The proposal represents a significant shift in strategy. Fidelity plans to stake ETH through trusted providers while maintaining enough liquidity for redemptions. No small feat considering 28% of all ETH is already locked up in staking. Lido dominates this space with a whopping 28% market share of staked ETH. They’re the big fish in an increasingly crowded pond. This latest filing marks Fidelity’s second attempt at securing staking approval from the SEC.
Timing couldn’t be better. The new U.S. administration has taken a friendlier stance toward crypto, and the SEC seems to be warming up to the idea. Commissioner Hester Peirce has been particularly vocal in supporting staking-enabled ETFs. The days of the SEC throwing cold water on every crypto innovation might be numbered.
For investors, the benefits are clear. Enhanced returns through staking rewards. Passive income without the headache of direct ETH ownership. Unlike traditional ETFs, crypto ETFs typically charge higher fees due to additional custody and security costs. Let the professionals handle the technical mumbo-jumbo. What’s not to like?
The move could shake up the entire ETH ETF landscape. Grayscale and 21Shares are already nipping at Fidelity’s heels with their own staking proposals. Competition breeds innovation—and potentially better returns for everyone.
But it’s not all sunshine and rainbows. SEC approval remains uncertain. There are legitimate concerns about liquidity given ETH lock-up periods. And let’s not forget those pesky slashing penalties if validators misbehave.
Globally, this is old news.

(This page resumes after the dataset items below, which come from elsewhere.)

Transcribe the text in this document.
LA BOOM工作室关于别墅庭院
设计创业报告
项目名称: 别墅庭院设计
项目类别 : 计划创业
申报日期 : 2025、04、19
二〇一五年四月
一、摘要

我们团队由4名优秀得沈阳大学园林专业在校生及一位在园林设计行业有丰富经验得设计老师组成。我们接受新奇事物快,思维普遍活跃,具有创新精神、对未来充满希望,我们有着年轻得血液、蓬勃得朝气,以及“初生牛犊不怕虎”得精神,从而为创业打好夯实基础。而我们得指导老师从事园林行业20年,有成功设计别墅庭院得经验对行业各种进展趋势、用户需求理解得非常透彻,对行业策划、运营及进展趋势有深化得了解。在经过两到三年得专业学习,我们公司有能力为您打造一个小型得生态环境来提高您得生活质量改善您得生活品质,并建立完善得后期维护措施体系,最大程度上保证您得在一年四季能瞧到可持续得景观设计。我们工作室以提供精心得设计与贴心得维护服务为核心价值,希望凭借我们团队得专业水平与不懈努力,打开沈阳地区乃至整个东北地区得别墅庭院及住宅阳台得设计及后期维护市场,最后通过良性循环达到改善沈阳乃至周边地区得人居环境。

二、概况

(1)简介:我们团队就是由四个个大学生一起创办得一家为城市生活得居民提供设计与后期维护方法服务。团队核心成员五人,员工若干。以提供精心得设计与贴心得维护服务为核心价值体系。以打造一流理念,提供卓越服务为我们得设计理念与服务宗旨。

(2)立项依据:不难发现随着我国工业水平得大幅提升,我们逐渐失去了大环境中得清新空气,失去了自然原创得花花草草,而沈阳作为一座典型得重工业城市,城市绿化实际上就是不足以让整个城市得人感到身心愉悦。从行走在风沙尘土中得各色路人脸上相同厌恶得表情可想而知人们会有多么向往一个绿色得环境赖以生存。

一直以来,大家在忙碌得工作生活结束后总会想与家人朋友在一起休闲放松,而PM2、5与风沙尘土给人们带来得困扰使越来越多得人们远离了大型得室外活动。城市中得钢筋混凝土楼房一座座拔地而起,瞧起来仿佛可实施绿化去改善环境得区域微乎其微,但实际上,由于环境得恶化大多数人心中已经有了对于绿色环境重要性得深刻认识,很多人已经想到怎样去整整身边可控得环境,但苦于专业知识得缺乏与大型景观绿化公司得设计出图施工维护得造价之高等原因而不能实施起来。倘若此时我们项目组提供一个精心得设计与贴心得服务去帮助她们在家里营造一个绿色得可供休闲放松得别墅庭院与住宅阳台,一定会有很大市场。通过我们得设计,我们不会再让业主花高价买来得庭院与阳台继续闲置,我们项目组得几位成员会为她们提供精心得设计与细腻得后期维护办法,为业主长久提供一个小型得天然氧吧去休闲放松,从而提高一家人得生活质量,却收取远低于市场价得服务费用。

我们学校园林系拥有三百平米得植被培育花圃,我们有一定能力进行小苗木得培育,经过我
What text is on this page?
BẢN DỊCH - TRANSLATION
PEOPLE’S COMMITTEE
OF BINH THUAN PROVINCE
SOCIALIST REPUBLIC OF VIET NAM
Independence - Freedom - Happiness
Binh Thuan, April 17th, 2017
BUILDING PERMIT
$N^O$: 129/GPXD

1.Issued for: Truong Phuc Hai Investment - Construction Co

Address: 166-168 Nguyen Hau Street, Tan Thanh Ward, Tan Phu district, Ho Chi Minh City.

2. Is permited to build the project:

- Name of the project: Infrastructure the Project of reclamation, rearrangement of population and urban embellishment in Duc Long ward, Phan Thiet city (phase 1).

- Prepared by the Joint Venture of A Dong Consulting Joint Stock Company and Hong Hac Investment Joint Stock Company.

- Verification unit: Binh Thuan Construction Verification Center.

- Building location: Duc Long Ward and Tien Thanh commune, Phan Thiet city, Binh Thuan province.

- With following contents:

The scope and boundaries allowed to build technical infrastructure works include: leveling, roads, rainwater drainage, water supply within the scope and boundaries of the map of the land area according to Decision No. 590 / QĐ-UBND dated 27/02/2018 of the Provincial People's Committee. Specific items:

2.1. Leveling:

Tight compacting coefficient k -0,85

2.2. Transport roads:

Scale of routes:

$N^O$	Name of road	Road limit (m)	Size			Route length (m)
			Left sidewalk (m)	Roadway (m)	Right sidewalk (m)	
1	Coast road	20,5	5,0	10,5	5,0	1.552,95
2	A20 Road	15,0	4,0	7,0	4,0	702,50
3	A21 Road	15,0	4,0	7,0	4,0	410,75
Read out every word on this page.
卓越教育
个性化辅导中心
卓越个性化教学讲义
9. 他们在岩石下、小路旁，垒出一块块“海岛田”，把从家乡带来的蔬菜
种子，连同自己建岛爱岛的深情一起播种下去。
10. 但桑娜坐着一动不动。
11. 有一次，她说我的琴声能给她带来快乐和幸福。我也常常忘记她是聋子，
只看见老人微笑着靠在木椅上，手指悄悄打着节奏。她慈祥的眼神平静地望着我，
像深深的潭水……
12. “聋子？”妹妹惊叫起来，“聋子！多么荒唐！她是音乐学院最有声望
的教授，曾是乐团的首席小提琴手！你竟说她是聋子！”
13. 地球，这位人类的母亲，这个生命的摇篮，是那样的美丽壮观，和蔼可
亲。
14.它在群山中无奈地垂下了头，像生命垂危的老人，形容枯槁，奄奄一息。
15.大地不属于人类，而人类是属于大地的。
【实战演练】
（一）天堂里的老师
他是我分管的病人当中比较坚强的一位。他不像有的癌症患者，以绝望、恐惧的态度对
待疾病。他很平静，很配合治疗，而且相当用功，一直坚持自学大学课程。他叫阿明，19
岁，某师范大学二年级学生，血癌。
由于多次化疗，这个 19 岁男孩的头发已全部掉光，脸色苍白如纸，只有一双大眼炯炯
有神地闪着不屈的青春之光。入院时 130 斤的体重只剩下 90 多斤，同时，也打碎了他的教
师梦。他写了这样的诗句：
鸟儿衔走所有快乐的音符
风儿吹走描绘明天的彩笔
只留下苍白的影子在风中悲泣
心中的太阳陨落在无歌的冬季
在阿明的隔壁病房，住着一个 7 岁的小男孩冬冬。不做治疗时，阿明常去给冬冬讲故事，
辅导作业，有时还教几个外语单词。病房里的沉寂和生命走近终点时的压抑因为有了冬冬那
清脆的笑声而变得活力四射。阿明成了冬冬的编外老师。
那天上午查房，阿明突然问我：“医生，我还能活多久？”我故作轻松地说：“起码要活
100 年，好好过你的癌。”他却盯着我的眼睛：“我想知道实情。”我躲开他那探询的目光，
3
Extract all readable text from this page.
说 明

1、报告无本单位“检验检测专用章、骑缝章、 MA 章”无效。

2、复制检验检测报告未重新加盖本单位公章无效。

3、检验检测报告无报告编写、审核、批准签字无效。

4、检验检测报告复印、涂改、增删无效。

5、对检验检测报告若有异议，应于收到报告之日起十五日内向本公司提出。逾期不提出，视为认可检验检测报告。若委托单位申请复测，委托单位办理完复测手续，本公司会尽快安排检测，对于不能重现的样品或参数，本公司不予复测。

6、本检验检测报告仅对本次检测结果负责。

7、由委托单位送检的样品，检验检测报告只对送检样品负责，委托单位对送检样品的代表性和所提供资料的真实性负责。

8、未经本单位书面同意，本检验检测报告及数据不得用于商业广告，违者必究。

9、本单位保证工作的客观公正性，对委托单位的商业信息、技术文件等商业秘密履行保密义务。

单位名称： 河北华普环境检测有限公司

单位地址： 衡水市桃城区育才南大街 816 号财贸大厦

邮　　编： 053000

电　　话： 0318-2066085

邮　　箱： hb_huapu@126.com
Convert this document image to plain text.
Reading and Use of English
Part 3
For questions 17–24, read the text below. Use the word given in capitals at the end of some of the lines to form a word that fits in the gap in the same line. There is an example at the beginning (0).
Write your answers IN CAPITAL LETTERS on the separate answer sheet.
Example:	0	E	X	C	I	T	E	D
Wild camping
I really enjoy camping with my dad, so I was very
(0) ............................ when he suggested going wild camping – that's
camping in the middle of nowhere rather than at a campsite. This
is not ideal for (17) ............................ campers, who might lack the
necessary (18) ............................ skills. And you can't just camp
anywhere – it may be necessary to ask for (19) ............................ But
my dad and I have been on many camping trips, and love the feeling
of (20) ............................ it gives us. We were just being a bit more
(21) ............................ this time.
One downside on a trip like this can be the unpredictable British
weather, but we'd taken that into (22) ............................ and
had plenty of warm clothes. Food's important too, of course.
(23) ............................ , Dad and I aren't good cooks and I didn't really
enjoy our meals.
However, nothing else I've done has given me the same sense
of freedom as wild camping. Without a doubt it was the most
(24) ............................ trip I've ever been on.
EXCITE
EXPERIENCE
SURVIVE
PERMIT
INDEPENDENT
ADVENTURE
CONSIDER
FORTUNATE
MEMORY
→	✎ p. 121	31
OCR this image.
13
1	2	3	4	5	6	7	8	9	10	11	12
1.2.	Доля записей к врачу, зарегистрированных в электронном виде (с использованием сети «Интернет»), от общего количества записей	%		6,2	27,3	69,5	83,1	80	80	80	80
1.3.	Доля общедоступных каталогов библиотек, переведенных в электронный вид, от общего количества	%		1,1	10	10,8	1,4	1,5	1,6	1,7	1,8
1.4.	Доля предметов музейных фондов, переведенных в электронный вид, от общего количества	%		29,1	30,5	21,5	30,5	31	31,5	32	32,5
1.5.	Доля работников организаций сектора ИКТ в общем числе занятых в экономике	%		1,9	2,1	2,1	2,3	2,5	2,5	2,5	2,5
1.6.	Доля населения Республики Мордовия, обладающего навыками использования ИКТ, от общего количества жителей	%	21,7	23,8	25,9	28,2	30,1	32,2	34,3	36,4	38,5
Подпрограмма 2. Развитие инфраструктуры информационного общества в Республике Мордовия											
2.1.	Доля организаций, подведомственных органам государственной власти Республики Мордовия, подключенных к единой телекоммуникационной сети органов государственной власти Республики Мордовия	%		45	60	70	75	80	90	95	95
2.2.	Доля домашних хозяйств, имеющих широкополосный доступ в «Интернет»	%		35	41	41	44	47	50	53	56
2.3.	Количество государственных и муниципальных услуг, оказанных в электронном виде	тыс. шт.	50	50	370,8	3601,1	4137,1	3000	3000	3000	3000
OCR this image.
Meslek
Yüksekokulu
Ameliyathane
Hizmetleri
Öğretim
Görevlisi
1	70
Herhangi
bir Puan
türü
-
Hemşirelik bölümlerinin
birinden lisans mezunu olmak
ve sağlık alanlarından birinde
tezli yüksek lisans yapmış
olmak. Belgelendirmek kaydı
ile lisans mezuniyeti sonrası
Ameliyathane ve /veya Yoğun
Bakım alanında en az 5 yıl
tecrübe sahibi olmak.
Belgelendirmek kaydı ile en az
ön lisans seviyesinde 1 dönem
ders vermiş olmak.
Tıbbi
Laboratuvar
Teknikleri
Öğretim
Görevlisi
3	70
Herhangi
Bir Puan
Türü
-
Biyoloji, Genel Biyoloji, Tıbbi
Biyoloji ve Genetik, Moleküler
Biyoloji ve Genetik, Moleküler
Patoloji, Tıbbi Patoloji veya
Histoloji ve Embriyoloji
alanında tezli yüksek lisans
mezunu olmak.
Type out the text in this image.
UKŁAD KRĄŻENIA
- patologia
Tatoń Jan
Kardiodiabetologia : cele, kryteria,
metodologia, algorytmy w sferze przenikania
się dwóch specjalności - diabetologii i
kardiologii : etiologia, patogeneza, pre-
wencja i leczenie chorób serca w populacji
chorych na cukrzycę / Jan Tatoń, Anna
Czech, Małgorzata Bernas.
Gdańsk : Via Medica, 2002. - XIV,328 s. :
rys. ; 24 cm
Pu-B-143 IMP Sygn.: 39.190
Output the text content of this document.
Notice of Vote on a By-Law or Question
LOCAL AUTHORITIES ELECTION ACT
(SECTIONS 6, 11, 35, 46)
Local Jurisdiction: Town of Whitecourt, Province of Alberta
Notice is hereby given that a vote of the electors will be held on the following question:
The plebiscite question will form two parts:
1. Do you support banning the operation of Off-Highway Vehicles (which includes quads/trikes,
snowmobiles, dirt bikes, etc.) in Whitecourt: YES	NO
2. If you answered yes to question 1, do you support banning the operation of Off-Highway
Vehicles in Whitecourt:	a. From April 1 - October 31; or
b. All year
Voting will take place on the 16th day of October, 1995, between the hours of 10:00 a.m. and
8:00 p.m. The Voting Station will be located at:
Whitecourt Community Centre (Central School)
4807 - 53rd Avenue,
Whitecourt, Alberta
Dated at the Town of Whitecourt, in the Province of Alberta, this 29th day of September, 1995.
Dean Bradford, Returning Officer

ETFs in Switzerland and Canada already offer staking, with varying models for distributing rewards. VanEck stakes about 65% of its ETH holdings overseas. America, playing catch-up again. Typical.
With approximately 2.5 million ETH valued at $7-8 billion currently held in ETFs, any approval of staking initiatives could significantly impact Ethereum’s price as this substantial amount would be removed from circulation.